Now, Ukraine’s fate is tied to the shifting moods of a single billionaire. One day Musk supports Ukraine; the next, he suggests that Crimea should remain part of Russia. One day he calls
Starlink indispensable; the next, he complains about who should pay for it.
And Musk has already demonstrated his willingness to restrict its use at critical moments. If that hesitation had happened during the D-Day invasion or the Berlin Airlift, history might have looked very different.
This is precisely the danger President Dwight Eisenhower warned about in his 1961 farewell address. He foresaw a world in which private industry would shape military strategy, not just supply it. He warned that the rise of the military-industrial complex could lead to a future in which war was dictated by the interests of private companies rather than elected governments.
Eisenhower worried that defense contractors and arms manufacturers would become so embedded in national security that they would start dictating war policy to elected leaders. What he did not predict was that a single entrepreneur, through control of critical infrastructure, could decide in real-time how and where a war is fought.
The problem is no longer just the military-industrial complex—it is the privatization of military command itself.
The issue isn’t just Ukraine. The next geopolitical crisis will raise the same questions. If China moves on Taiwan, will U.S. forces be dependent on Starlink for communications in the Pacific? If European defense networks are attacked, will NATO find itself reliant on the goodwill of an entrepreneur who feuds with world leaders on social media?
The West is not just outsourcing military infrastructure to private actors; it is ceding strategic control.
This situation is unsustainable. Military-critical communications networks should not be subject to a billionaire’s whims—a vulnerability that both the previous Biden administration and the current Trump administration have allowed to fester, whether out of complicity, deference, fear, or self-interest. No company should have unilateral control over military infrastructure.
Musk says he will never “turn off” Starlink in Ukraine. That might be true—for now. But Ukraine’s war effort, and perhaps its survival, now hinges on something just as dangerous: his willingness to keep it on. And for some, truisms, much like political loyalties, tend to shift with the wind. Trump, whether out of complicity or cowardice, has left that reality unchallenged.
The privatization of war is not just about technology or contracts—it is about the slow erosion of state control over war itself. If Ukraine is the first major conflict shaped by this reality, it will not be the last.
The question is whether governments will wake up before the next crisis arrives.
Brian O’Neill, a retired senior executive from the CIA and National Counterterrorism Center, is an instructor on strategic intelligence at Georgia Tech.
What a devastating article.
I feel as though those in government who knew, should have been sounding the alarm bells.
And if this is not a new problem, then Democrats and Republicans both are culpable for letting this problem get almost too big to handle. Wow.

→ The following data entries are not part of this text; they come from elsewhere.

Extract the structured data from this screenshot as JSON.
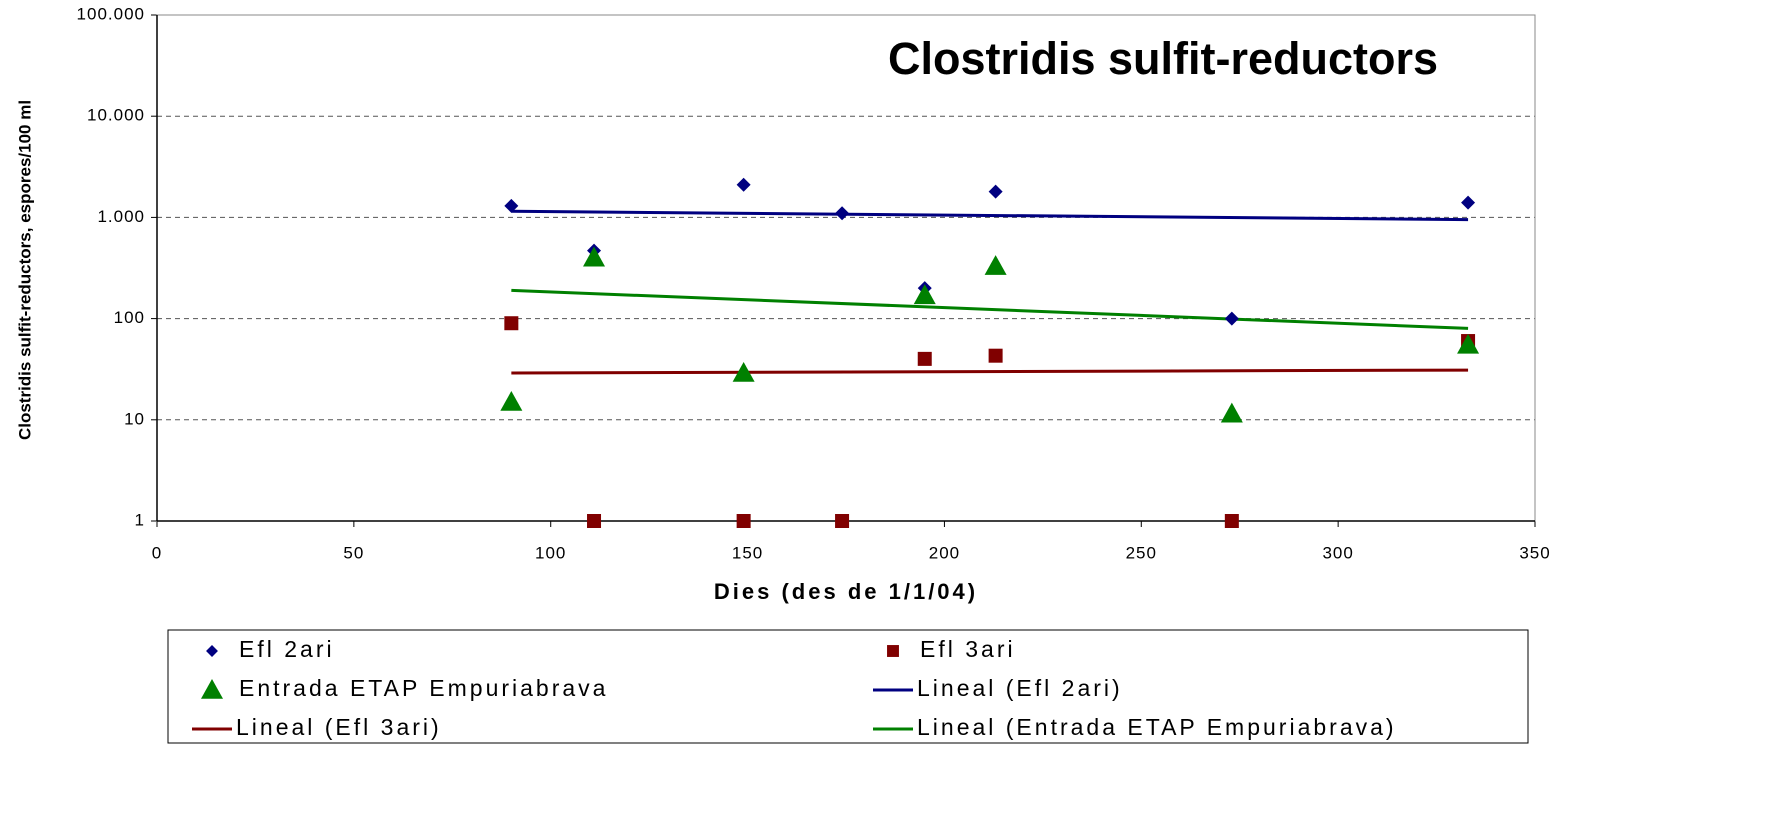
{
  "chart_data": {
    "type": "scatter",
    "title": "Clostridis sulfit-reductors",
    "x_label": "Dies (des de 1/1/04)",
    "y_label": "Clostridis sulfit-reductors, espores/100 ml",
    "xlim": [
      0,
      350
    ],
    "xticks": [
      0,
      50,
      100,
      150,
      200,
      250,
      300,
      350
    ],
    "ylim": [
      1,
      100000
    ],
    "log_y": true,
    "grid": true,
    "yticks": [
      1,
      10,
      100,
      {
        "value": 1000,
        "label": "1.000"
      },
      {
        "value": 10000,
        "label": "10.000"
      },
      {
        "value": 100000,
        "label": "100.000"
      }
    ],
    "series": [
      {
        "name": "Efl 2ari",
        "marker": "diamond",
        "color": "#000080",
        "x": [
          90,
          111,
          149,
          174,
          195,
          213,
          273,
          333
        ],
        "values": [
          1300,
          470,
          2100,
          1100,
          200,
          1800,
          100,
          1400
        ]
      },
      {
        "name": "Efl 3ari",
        "marker": "square",
        "color": "#800000",
        "x": [
          90,
          111,
          149,
          174,
          195,
          213,
          273,
          333
        ],
        "values": [
          90,
          1,
          1,
          1,
          40,
          43,
          1,
          60
        ]
      },
      {
        "name": "Entrada ETAP  Empuriabrava",
        "marker": "triangle",
        "color": "#008000",
        "x": [
          90,
          111,
          149,
          195,
          213,
          273,
          333
        ],
        "values": [
          15,
          400,
          29,
          170,
          330,
          11.5,
          55
        ]
      },
      {
        "name": "Lineal (Efl 2ari)",
        "marker": "line",
        "color": "#000080",
        "x": [
          90,
          333
        ],
        "values": [
          1150,
          950
        ]
      },
      {
        "name": "Lineal (Efl 3ari)",
        "marker": "line",
        "color": "#800000",
        "x": [
          90,
          333
        ],
        "values": [
          29,
          31
        ]
      },
      {
        "name": "Lineal (Entrada ETAP  Empuriabrava)",
        "marker": "line",
        "color": "#008000",
        "x": [
          90,
          333
        ],
        "values": [
          190,
          80
        ]
      }
    ]
  }
}
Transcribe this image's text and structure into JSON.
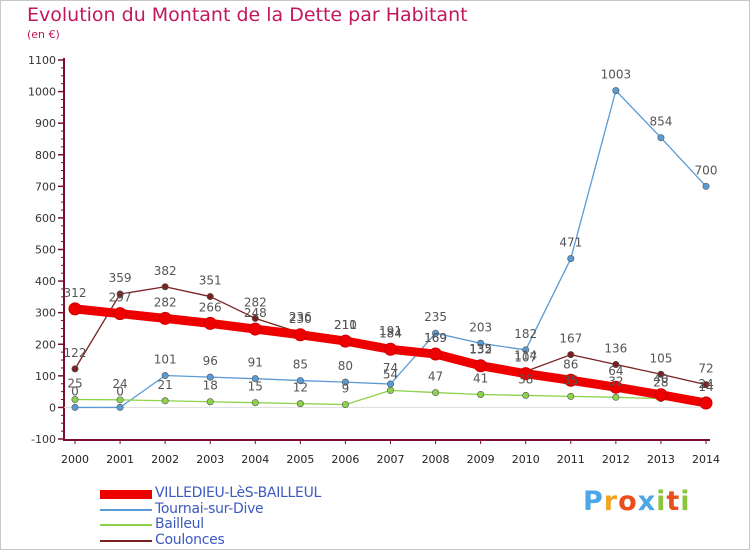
{
  "title": "Evolution du Montant de la Dette par Habitant",
  "unit_label": "(en €)",
  "logo_text": "Proxiti",
  "chart_data": {
    "type": "line",
    "title": "Evolution du Montant de la Dette par Habitant",
    "subtitle": "(en €)",
    "x": [
      2000,
      2001,
      2002,
      2003,
      2004,
      2005,
      2006,
      2007,
      2008,
      2009,
      2010,
      2011,
      2012,
      2013,
      2014
    ],
    "ylim": [
      -100,
      1100
    ],
    "yticks": [
      -100,
      0,
      100,
      200,
      300,
      400,
      500,
      600,
      700,
      800,
      900,
      1000,
      1100
    ],
    "grid": false,
    "legend_position": "bottom-left",
    "series": [
      {
        "name": "VILLEDIEU-LèS-BAILLEUL",
        "color": "#ee0000",
        "values": [
          312,
          297,
          282,
          266,
          248,
          230,
          210,
          184,
          169,
          132,
          107,
          86,
          64,
          40,
          14
        ],
        "labels": [
          "312",
          "297",
          "282",
          "266",
          "248",
          "230",
          "210",
          "184",
          "169",
          "132",
          "107",
          "86",
          "64",
          "40",
          "14"
        ]
      },
      {
        "name": "Tournai-sur-Dive",
        "color": "#5b9bd5",
        "values": [
          0,
          0,
          101,
          96,
          91,
          85,
          80,
          74,
          235,
          203,
          182,
          471,
          1003,
          854,
          700
        ],
        "labels": [
          "0",
          "0",
          "101",
          "96",
          "91",
          "85",
          "80",
          "74",
          "235",
          "203",
          "182",
          "471",
          "1003",
          "854",
          "700"
        ]
      },
      {
        "name": "Bailleul",
        "color": "#8cd24a",
        "values": [
          25,
          24,
          21,
          18,
          15,
          12,
          9,
          54,
          47,
          41,
          38,
          35,
          32,
          28,
          24
        ],
        "labels": [
          "25",
          "24",
          "21",
          "18",
          "15",
          "12",
          "9",
          "54",
          "47",
          "41",
          "38",
          "35",
          "32",
          "28",
          "24"
        ]
      },
      {
        "name": "Coulonces",
        "color": "#7b2020",
        "values": [
          122,
          359,
          382,
          351,
          282,
          236,
          211,
          191,
          169,
          135,
          114,
          167,
          136,
          105,
          72
        ],
        "labels": [
          "122",
          "359",
          "382",
          "351",
          "282",
          "236",
          "211",
          "191",
          "169",
          "135",
          "114",
          "167",
          "136",
          "105",
          "72"
        ]
      }
    ]
  }
}
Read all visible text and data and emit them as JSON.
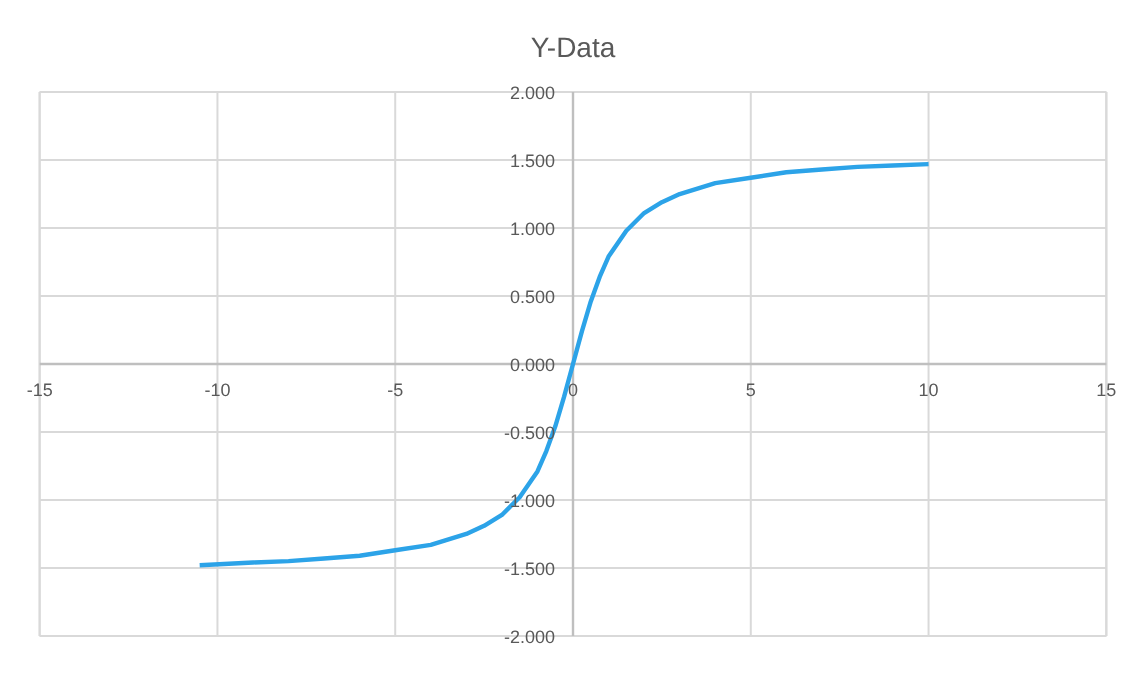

The parallels to the Nazi takeover of Germany are pretty evident. Congress is asleep at the wheel, or worse as to Republicans, totally adhering to the Trump regime. At this point I don't know whether it is fixable. Nothing will change significantly until 2026, and by then we may not have our democracy. We are in a dire situation at the moment and the mainstream media ignores all of this. The riling up of the MAGA base by economic issues may provide some change but we don't know that this will happen. I don't want to see "think pink" Pelosi staging a useless visual protest.